Jose Dávila
Solo show
Every blind wondering ends in a circle
Blueproject Foundation presents "Every Blind Wondering Ends in a Circle", the first solo show of the Mexican artist Jose Dávila in Barcelona. The exhibition, which can be seen in Il Salotto from June 20th to October 29th, 2017, presents four sculptures from the series Joint Effort, a group of works in which the artist reflects on the attraction and tension between the materials, emphasizing, in this case, the relationship of transparency and opacity between them.
The sculptures convey simultaneously the interests of Dávila in the architecture, the minimalism and the Art History and capture a moment of suspension and ominous tranquility. Its apparent stillness is the result of the correspondence between forces, equilibrium and gravity of the earth.
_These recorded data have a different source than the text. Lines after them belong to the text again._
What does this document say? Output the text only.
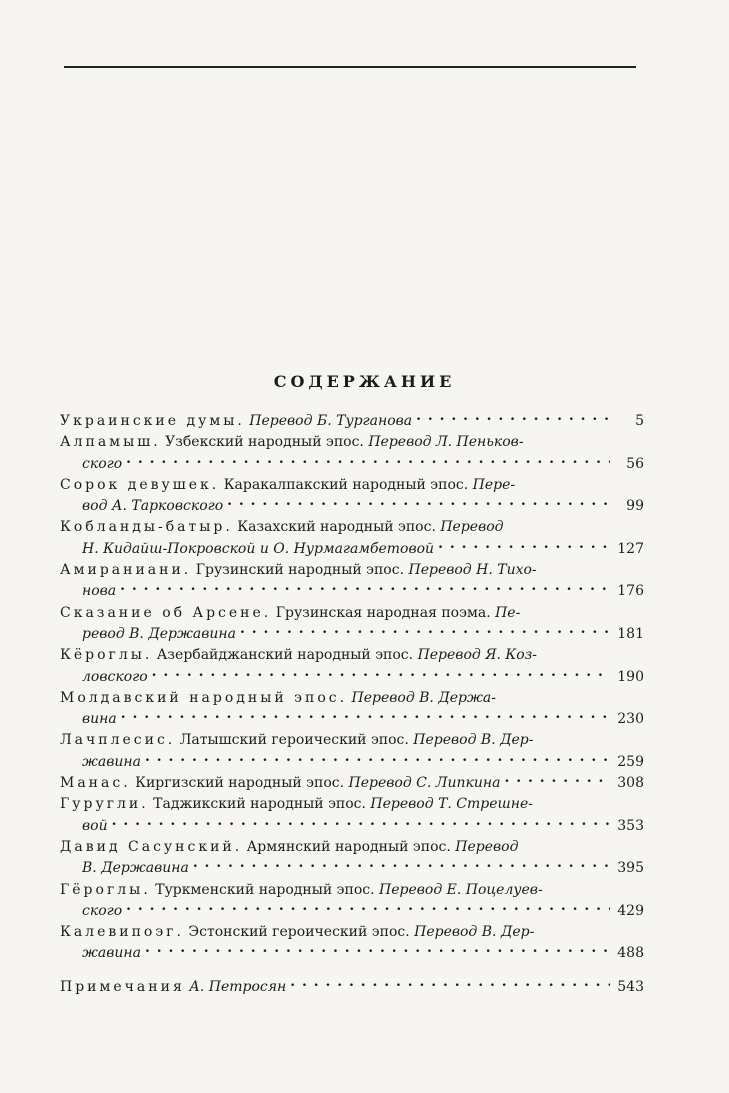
СОДЕРЖАНИЕ
Украинские думы. Перевод Б. Турганова . . .	5
Алпамыш. Узбекский народный эпос. Перевод Л. Пеньков-
ского . . .	56
Сорок девушек. Каракалпакский народный эпос. Пере-
вод А. Тарковского . . .	99
Кобланды-батыр. Казахский народный эпос. Перевод
Н. Кидайш-Покровской и О. Нурмагамбетовой . . .	127
Амираниани. Грузинский народный эпос. Перевод Н. Тихо-
нова . . .	176
Сказание об Арсене. Грузинская народная поэма. Пе-
ревод В. Державина . . .	181
Кёроглы. Азербайджанский народный эпос. Перевод Я. Коз-
ловского . . .	190
Молдавский народный эпос. Перевод В. Держа-
вина . . .	230
Лачплесис. Латышский героический эпос. Перевод В. Дер-
жавина . . .	259
Манас. Киргизский народный эпос. Перевод С. Липкина . . .	308
Гуругли. Таджикский народный эпос. Перевод Т. Стрешне-
вой . . .	353
Давид Сасунский. Армянский народный эпос. Перевод
В. Державина . . .	395
Гёроглы. Туркменский народный эпос. Перевод Е. Поцелуев-
ского . . .	429
Калевипоэг. Эстонский героический эпос. Перевод В. Дер-
жавина . . .	488
Примечания А. Петросян . . .	543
Dávila's sculptural work insists on an opposition of apparently antagonistic materials whose forces and forms are balanced to model a harmonious whole that transforms his creations into effigies of our doubts and contradictions. A formal, visual and material aporia integrated in these sculptures where we discover a coexistence of fragility and resistance, calm and tension, geometry and chaos. An unstable stillness whose suggestive poetry transforms the welcoming space of Il Salotto into a journey of unexpected reflections and tangible dialogues, in a field of flashes and symbols.
About the artist
Jose Dávila (Guadalajara, 1974) lives and works in Guadalajara, Mexico.
The artistic practice of Jose Dávila is placed in the boundaries between the homage, the imitation and the critic. Dávila uses diverse strategies to disarticulate the relation between form and content, to address questions about the use and occupation of space, as well as to manifest the virtues and deficiencies of the referents cited. The imaginary that constitutes his work is based on a deep approach to Architecture and Western History of the Art, which allows him to create tautological games that refer to the legacy of Modernity and 20th century avant-garde. Often, the nature of his materials is as close to architecture as to elements of construction, which subscribes Davila's work to the principles of Minimalism and Art Povera.